Sunday, January 13, 2008

December 2007 and Year-End Market Report

(c) 2008, Robert Smith
Analyzing data released by the RealComp multi-list system to its members, it appears that Livingston County finished 2007 with an small upswing.

While homes (single-family houses and condominiums) on the market were down by almost 7% from the same period in 2006 (419 homes vs. 450), total listings on the market, which includes vacant land, multi-family and commercial listings, were dead even (4698 for 2007 vs. 4695 in 2006).

In December, there was a slight rebound in both the average and median sale prices. While these are only good as a larger view, it's encouraging to see increases at the end of the year in these indicators. Comparing 2007 to 2006, the median price showed an overall drop of 8.6% from $215,667 in 2006 to $197,195 in 2007.

Houses fell from $218,900 median sale price in 2006 to $190,000 in 2007, and condominiums took a much larger hit, going from $155,000 in 2006 to $104,000 in 2007. Vacant land prices also fell dramatically, but on a significantly smaller sales (dollar) volume. This is probably due to the massive decrease in new home construction.

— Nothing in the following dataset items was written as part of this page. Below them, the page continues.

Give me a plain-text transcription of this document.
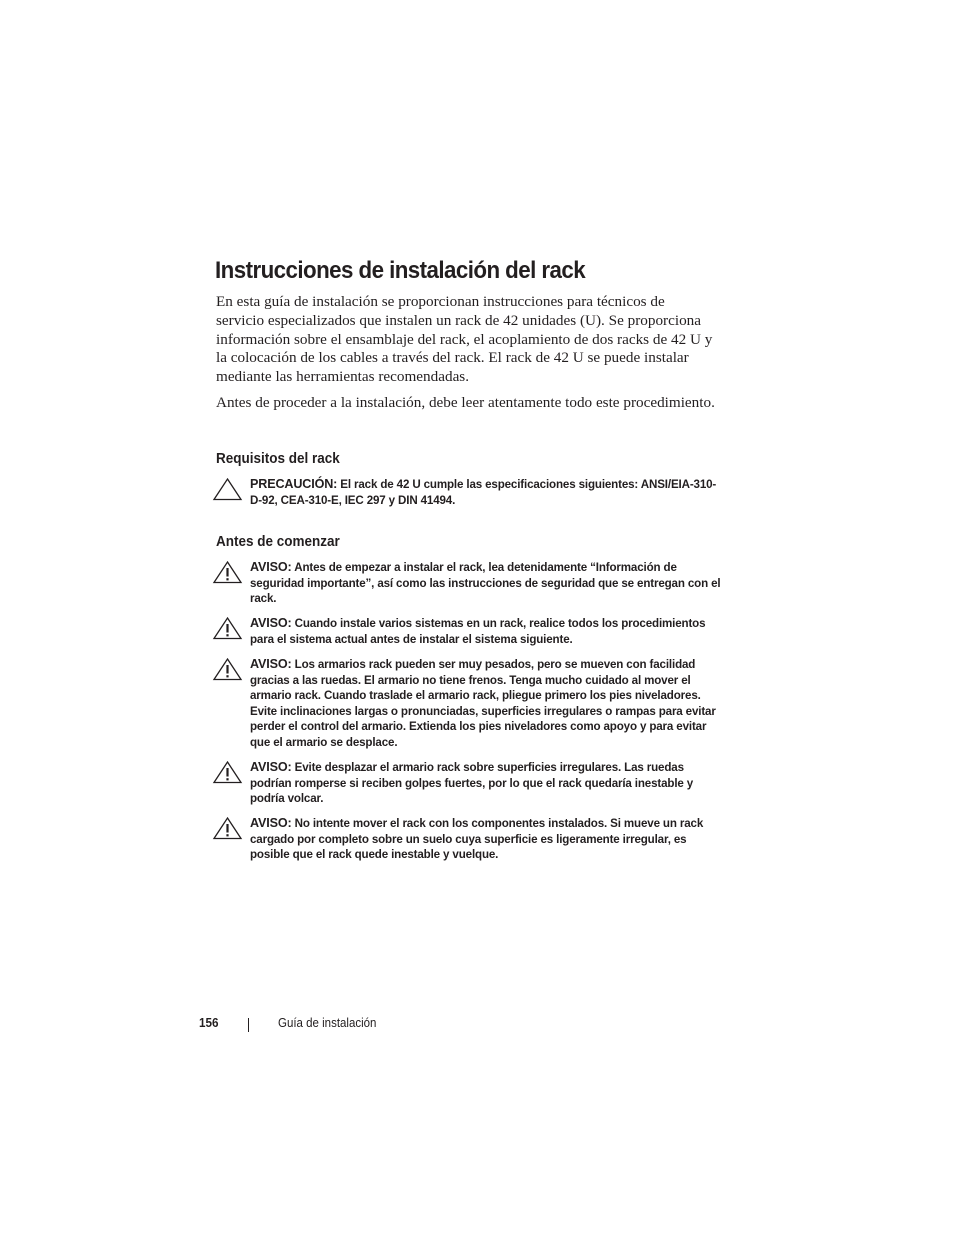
Instrucciones de instalación del rack

En esta guía de instalación se proporcionan instrucciones para técnicos de servicio especializados que instalen un rack de 42 unidades (U). Se proporciona información sobre el ensamblaje del rack, el acoplamiento de dos racks de 42 U y la colocación de los cables a través del rack. El rack de 42 U se puede instalar mediante las herramientas recomendadas.

Antes de proceder a la instalación, debe leer atentamente todo este procedimiento.

Requisitos del rack
PRECAUCIÓN: El rack de 42 U cumple las especificaciones siguientes: ANSI/EIA-310-D-92, CEA-310-E, IEC 297 y DIN 41494.
Antes de comenzar
AVISO: Antes de empezar a instalar el rack, lea detenidamente “Información de seguridad importante”, así como las instrucciones de seguridad que se entregan con el rack.
AVISO: Cuando instale varios sistemas en un rack, realice todos los procedimientos para el sistema actual antes de instalar el sistema siguiente.
AVISO: Los armarios rack pueden ser muy pesados, pero se mueven con facilidad gracias a las ruedas. El armario no tiene frenos. Tenga mucho cuidado al mover el armario rack. Cuando traslade el armario rack, pliegue primero los pies niveladores. Evite inclinaciones largas o pronunciadas, superficies irregulares o rampas para evitar perder el control del armario. Extienda los pies niveladores como apoyo y para evitar que el armario se desplace.
AVISO: Evite desplazar el armario rack sobre superficies irregulares. Las ruedas podrían romperse si reciben golpes fuertes, por lo que el rack quedaría inestable y podría volcar.
AVISO: No intente mover el rack con los componentes instalados. Si mueve un rack cargado por completo sobre un suelo cuya superficie es ligeramente irregular, es posible que el rack quede inestable y vuelque.
156	Guía de instalación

Another postiive indicator was in the monthly residential sales totals. Both November and December 2007 showed increases vs. the same two months in 2006, 145 in Nov 2007 vs. 130 in 2006 and 135 sales in Dec 2007 vs. 125 in 2006. The year finished with a 10.4% drop in total residential sales. The sales volume (total dollar value of all sales) fell 19.1% in this last calendar year.

We saw a lot of value drop in this last year. My personal opinion is that we'll see another 6% loss in value in calendar year 2008 in the County. In addition to more foreclosures coming into the market, tightening credit, increased scrutiny by lenders and more rigid borrower requirements may make home loans difficult to obtain for many potential buyers, even though the overall interest rates remain very good.

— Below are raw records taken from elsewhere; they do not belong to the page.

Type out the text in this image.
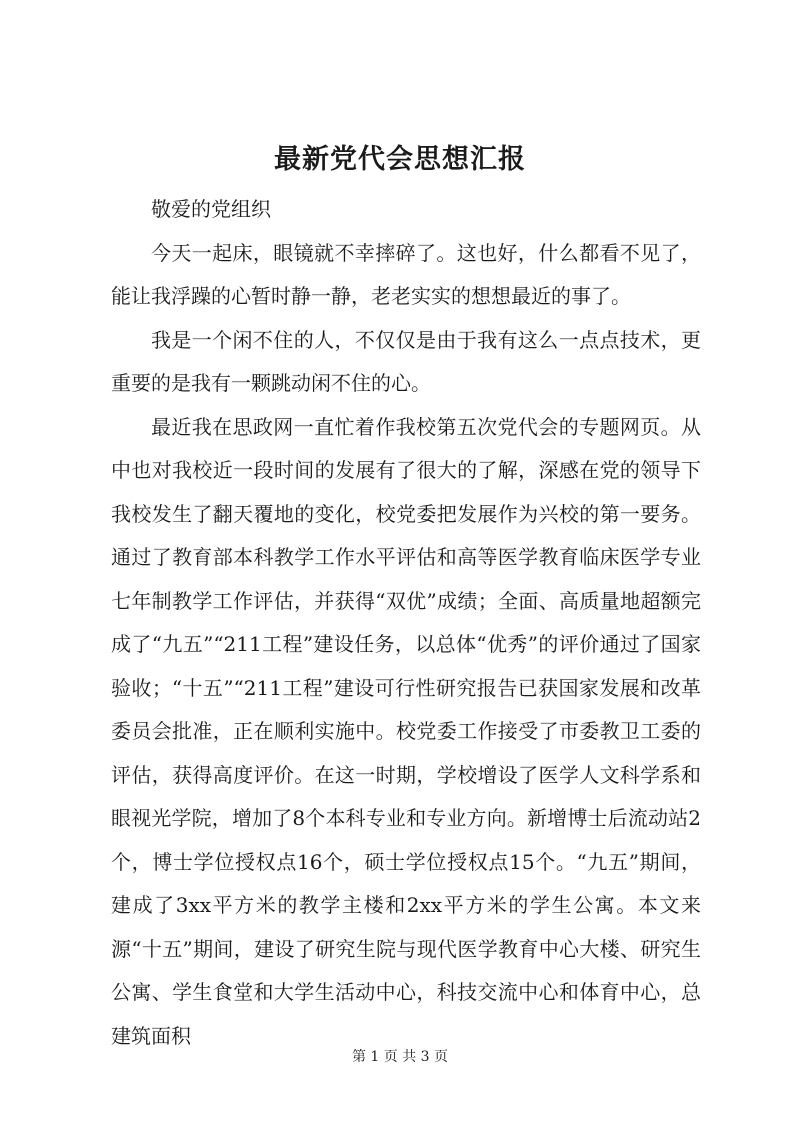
最新党代会思想汇报

敬爱的党组织

今天一起床，眼镜就不幸摔碎了。这也好，什么都看不见了，能让我浮躁的心暂时静一静，老老实实的想想最近的事了。

我是一个闲不住的人，不仅仅是由于我有这么一点点技术，更重要的是我有一颗跳动闲不住的心。

最近我在思政网一直忙着作我校第五次党代会的专题网页。从中也对我校近一段时间的发展有了很大的了解，深感在党的领导下我校发生了翻天覆地的变化，校党委把发展作为兴校的第一要务。通过了教育部本科教学工作水平评估和高等医学教育临床医学专业七年制教学工作评估，并获得“双优”成绩；全面、高质量地超额完成了“九五”“211工程”建设任务，以总体“优秀”的评价通过了国家验收；“十五”“211工程”建设可行性研究报告已获国家发展和改革委员会批准，正在顺利实施中。校党委工作接受了市委教卫工委的评估，获得高度评价。在这一时期，学校增设了医学人文科学系和眼视光学院，增加了8个本科专业和专业方向。新增博士后流动站2个，博士学位授权点16个，硕士学位授权点15个。“九五”期间，建成了3xx平方米的教学主楼和2xx平方米的学生公寓。本文来源“十五”期间，建设了研究生院与现代医学教育中心大楼、研究生公寓、学生食堂和大学生活动中心，科技交流中心和体育中心，总建筑面积

第 1 页 共 3 页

If you absolutely, positively have to sell your home now or at any point in 2008 be prepared to take a lot less than your last refinance or mortgage appraisal value. I'm sorry, but there it is. A full-time local Realtor that keeps their eye on market conditions in the various Livingston County home market areas (Cities, Villages, Townships and School Districts) and price ranges will be your best bet to maximize your selling price.

Buyers are poised to find some value in this market providing that they can meet the tougher new lender requirements to obtain financing. It's still possible to get 100% financing through FHA loans, but almost all other loan types are going to require some money out of your pocket. As home values continue to fall, this buyer's market will persist through 2008.